This is the classical dualistic ontology in basic philosophy whose last vigorous defender was the Cambridge absolute idealist philosopher, F. H. Bradley whose magnum opus, Appearance and Reality was heavily criticized by both Bertrand Russell and G.E. Moore who incidentally were Bradley’s students. The meme is not quite philosophically accurate because that which is pointed as “This is Truth” is actually “The Fact” to which no truth-value is imputed because the fact is the basis of the truth. What makes a statement true is the fact but never do we say that the fact is the truth or vice versa.
1.1 Let A be construed as a concrete object in physical reality called “fact”.
1.11 Facts are not mental constructs but real objects in the world that constitute states of affairs.

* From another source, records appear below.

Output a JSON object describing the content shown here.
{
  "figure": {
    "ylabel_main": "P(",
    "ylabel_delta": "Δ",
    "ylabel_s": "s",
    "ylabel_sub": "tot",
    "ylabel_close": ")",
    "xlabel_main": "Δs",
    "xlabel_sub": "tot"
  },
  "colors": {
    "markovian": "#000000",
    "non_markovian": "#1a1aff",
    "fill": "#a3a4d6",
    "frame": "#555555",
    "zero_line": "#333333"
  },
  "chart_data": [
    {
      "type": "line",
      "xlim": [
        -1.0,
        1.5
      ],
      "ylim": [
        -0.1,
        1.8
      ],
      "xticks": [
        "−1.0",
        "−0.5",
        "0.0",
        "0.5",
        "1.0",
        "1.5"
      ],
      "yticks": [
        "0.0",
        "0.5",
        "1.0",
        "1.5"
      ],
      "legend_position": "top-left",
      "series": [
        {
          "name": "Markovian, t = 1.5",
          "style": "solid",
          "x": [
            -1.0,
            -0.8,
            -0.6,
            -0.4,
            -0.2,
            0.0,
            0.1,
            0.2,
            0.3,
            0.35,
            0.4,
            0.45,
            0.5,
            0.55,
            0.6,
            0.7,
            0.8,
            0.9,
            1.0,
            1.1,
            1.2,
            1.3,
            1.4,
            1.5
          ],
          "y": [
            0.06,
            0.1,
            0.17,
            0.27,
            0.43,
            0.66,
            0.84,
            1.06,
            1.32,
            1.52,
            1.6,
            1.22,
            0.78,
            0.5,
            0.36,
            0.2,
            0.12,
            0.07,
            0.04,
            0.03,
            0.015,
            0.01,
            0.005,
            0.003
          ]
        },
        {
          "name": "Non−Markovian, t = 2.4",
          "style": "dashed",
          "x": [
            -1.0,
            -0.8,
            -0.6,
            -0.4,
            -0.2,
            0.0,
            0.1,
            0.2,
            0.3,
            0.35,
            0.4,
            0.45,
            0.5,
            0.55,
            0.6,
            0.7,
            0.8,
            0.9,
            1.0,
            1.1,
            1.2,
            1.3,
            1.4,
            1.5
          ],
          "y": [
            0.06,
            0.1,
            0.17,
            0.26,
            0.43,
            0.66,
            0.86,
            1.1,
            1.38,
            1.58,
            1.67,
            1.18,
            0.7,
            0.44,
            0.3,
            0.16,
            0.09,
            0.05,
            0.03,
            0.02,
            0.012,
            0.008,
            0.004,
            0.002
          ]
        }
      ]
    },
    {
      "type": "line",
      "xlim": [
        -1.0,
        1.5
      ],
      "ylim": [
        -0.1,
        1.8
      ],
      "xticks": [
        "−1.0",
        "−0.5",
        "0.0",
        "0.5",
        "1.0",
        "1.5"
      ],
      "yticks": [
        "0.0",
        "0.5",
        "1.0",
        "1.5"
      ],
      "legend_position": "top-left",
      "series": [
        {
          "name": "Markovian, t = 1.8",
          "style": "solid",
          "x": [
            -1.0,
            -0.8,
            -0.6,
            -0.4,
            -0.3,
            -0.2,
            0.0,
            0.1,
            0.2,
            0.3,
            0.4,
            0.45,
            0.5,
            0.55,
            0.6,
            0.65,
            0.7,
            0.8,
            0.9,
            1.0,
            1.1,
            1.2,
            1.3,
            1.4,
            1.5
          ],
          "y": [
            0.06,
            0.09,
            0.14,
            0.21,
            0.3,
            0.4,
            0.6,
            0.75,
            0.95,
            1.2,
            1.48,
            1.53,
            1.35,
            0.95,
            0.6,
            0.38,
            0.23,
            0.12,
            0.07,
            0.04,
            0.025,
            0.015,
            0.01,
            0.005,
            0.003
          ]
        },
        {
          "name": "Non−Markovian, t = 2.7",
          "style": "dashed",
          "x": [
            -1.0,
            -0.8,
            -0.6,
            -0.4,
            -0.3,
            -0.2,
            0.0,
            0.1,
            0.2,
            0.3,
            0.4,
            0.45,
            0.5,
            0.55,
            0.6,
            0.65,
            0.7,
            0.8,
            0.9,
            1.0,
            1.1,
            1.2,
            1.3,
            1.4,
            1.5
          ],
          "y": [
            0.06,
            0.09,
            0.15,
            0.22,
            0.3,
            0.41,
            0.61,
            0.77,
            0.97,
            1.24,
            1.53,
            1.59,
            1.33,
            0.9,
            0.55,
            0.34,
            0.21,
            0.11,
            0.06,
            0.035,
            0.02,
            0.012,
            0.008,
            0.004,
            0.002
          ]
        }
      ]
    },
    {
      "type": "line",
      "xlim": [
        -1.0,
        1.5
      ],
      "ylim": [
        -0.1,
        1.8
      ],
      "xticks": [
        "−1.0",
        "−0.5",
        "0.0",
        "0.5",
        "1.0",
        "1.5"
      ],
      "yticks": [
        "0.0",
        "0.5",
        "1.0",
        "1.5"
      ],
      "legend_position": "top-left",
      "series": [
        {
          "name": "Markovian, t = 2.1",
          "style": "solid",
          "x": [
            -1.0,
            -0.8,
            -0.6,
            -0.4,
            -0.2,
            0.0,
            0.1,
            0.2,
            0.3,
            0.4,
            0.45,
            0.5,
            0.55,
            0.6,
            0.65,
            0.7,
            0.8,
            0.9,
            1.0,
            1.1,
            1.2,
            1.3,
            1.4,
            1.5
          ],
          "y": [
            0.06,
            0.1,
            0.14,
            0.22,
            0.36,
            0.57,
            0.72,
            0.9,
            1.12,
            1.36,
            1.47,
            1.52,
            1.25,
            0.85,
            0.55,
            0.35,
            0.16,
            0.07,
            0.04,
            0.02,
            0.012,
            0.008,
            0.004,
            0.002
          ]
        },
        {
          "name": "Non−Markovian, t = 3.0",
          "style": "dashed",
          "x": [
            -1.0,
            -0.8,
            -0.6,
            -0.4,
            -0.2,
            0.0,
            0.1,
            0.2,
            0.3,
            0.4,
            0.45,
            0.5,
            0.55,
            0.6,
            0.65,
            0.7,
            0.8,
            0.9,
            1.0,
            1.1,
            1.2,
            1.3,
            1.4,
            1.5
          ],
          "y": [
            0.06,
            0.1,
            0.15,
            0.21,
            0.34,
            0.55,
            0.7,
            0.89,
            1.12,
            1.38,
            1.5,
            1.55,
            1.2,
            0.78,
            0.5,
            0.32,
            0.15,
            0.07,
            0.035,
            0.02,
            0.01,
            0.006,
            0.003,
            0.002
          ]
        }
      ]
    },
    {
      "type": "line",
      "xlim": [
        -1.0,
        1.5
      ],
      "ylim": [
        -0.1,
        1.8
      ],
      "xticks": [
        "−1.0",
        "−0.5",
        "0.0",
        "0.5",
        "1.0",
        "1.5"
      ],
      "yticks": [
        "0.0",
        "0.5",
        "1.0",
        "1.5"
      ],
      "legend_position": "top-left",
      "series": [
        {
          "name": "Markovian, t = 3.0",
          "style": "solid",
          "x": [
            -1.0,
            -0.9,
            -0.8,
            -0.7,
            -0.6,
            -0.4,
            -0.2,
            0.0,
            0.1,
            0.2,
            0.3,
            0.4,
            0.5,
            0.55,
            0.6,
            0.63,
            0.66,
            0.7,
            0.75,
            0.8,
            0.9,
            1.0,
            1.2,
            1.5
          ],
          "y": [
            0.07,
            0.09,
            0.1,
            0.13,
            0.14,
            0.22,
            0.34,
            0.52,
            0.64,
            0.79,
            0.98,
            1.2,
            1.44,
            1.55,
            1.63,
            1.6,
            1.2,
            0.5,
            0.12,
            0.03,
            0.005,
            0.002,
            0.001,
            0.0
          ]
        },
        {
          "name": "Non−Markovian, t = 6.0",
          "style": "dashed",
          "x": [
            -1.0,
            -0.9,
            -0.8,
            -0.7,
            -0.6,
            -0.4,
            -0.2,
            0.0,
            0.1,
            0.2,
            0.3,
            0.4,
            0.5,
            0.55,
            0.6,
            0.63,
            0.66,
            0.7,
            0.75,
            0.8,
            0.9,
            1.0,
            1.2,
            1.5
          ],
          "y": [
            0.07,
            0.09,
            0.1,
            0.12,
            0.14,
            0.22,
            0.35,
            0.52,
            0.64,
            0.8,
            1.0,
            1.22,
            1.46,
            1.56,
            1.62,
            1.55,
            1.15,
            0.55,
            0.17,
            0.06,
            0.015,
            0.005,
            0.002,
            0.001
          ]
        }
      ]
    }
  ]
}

1.2 Let x be the image of a square which is a perspectival reflection of a particular side of A.
1.3 Let y be the image of a circle which is a perspectival reflection of another particular side of A.
2.1 Truth-valuation, i.e., truth or falsity, is applied only to statements or propositions that (1) correspond or not to facts; or (2) cohere or not with other statements logically.
2.2 Truth-valuation cannot apply to A since A is the reference point that determines the truth or falsity of statements that correspond or not to it.
2.21 Truth-valuation cannot apply to x and y since x and y are not statements or propositions but images of A’s perspectival reflections.
2.3 However, we can formulate statements about x and y in relation to A as follows:
2.31 “x which is an image of a square is a reflection of A which is a square found in the world.”
2.311 This statement is false since A is not a square found in the world.
2.32 “y which is an image of a circle is a reflection of A which is a circle found in the world.”
2.321 This statement is false since A is not a circle found in the world.